La maldición

Me incliné con miedo a olfatear la caja de madreperla donde guardo el collar de mi madre. Hace años que no siento el olor de nada, la comida no tiene sentido, el amor se quedó sin sustancia, da lo mismo comer cualquiera y a cualquiera. No había querido acercarme al lugar del recuerdo de mi madre para no comprobar que hasta eso perdí.

Durante la plaga que azotó a la humanidad, en la que todos perdimos a alguien, lo que más nos lamentamos fue la anulación absoluta de nuestro sentido del olfato. Aún existimos los que tuvimos la experiencia de sentir el aroma de nuestros hijos recién nacidos que huelen a leche y nuevo justo en la punta de la cabeza, lugar en donde toda madre que amamanta a un bebé querido fija su filiación con ese pedazo indefenso de carne. Los que enterramos la cara entre los vellos corporales del amante recién disfrutado para sellar la entrega, la memoria embotellada y guardada entre olores a pan recién horneado, mar, sal, sol y calor. Los que evocamos los años pasados y a los seres queridos perdidos por su aroma, un fantasma más entre los que se quedan a acompañarnos. Y los que disfrutamos de la comida desde el primer encuentro con el vapor que sale de la olla, la primicia que se escapa del horno anunciando una galleta. Las flores siguen siendo lindas, los colores impactan los ojos. Pero ¿cómo explicarles a los que vinieron después a qué huele un campo de lavandas cuando no hay nada contra qué compararlo? 
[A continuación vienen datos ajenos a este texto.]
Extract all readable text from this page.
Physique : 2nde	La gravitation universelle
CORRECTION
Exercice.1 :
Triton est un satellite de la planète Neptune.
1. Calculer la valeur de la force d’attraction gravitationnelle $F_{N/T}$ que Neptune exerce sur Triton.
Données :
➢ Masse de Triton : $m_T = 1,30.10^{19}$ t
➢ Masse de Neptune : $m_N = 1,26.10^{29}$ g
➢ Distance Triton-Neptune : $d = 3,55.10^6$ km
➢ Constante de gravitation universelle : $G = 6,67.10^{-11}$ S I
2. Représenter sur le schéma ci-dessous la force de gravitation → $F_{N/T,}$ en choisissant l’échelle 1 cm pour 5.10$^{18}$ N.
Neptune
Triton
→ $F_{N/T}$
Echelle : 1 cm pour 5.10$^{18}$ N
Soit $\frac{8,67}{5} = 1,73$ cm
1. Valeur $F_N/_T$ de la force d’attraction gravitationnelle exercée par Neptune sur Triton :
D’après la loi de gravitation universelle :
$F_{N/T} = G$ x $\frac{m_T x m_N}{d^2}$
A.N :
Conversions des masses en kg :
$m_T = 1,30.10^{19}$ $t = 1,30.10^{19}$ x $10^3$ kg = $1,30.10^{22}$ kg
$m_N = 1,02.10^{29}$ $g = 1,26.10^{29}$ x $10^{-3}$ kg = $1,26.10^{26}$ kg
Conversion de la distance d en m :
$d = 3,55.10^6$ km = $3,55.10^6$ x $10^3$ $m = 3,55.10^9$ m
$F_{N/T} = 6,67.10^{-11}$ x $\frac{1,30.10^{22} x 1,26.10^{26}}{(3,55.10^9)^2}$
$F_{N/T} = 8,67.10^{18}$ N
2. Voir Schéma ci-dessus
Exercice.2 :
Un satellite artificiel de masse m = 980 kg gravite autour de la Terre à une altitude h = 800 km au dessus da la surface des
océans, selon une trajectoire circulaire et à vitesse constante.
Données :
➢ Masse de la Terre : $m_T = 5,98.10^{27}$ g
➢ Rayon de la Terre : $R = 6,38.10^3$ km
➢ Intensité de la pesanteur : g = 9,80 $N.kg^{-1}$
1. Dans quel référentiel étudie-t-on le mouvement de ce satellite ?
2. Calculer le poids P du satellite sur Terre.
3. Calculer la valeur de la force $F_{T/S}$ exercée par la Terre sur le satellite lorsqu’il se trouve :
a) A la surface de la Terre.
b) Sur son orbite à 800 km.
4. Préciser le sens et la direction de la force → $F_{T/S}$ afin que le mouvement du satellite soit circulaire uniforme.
Desde que los seres humanos no tienen sentido del olfato, nos hemos convertido en versiones más eficientes y menos románticas. Ya nadie pide una camiseta usada para dormir envuelto en placeres pasados y futuros. Todos estamos delgados, comemos lo que necesitamos para vivir y ser cocinero ya no es un arte, sino simplemente una ciencia. Les dejamos los restaurantes a los químicos. La gente ya no siente arrebatos de pasión que cabalguen sobre el olor particular de la persona deseada. Es más transaccional y dudo que tan satisfactorio como antes.

Todas las industrias de las fragancias quebraron al mes siguiente de haberse propagado la pandemia y sospecho que debemos apestar peor que en la Edad Media. Eso de bañarse con jabones que quién sabe a qué huelen y dejar de usar desodorantes es tan primitivo que agradezco que no me sirva la nariz. 

Qué maldición se cernió sobre la existencia, porque vamos perdiendo los recuerdos de la infancia que ya no se graban de forma indeleble y aunque nos ha obligado a vivir en el momento, ya no tenemos un pasado del cual asirnos. La falta de olfato nos está borrando de la Historia. 

También nos hemos dejado de reproducir. Puede que no oler nos quite la necesidad de tener tribu, de sentir un lugar común. Nos da lo mismo un bebé que otro y así no tiene mucho sentido tener el propio, son demasiado trabajo para tan poca satisfacción. 

Creo que nos iremos extinguiendo poco a poco, por puro desinterés, observando nuestra propia desaparición con curiosidad clínica. 

Abrí la caja octagonal que siempre he tratado con reverencia y que no tocaba desde hace treinta años. Mi madre, su olor, siempre me abrazó desde ese pequeño collar de perlas que absorbieron su esencia y que me la devolvían en momentos difíciles. Estoy a punto de morir y quiero imaginarme que ella me acompaña ahora, aunque no la pueda sentir. La vida es tanto más solitaria desde que no podemos respirarnos que menos mal mis hijos murieron con la primera ola de la enfermedad, porque los conservo intactos en mi recuerdo, con su olor a vida por delante.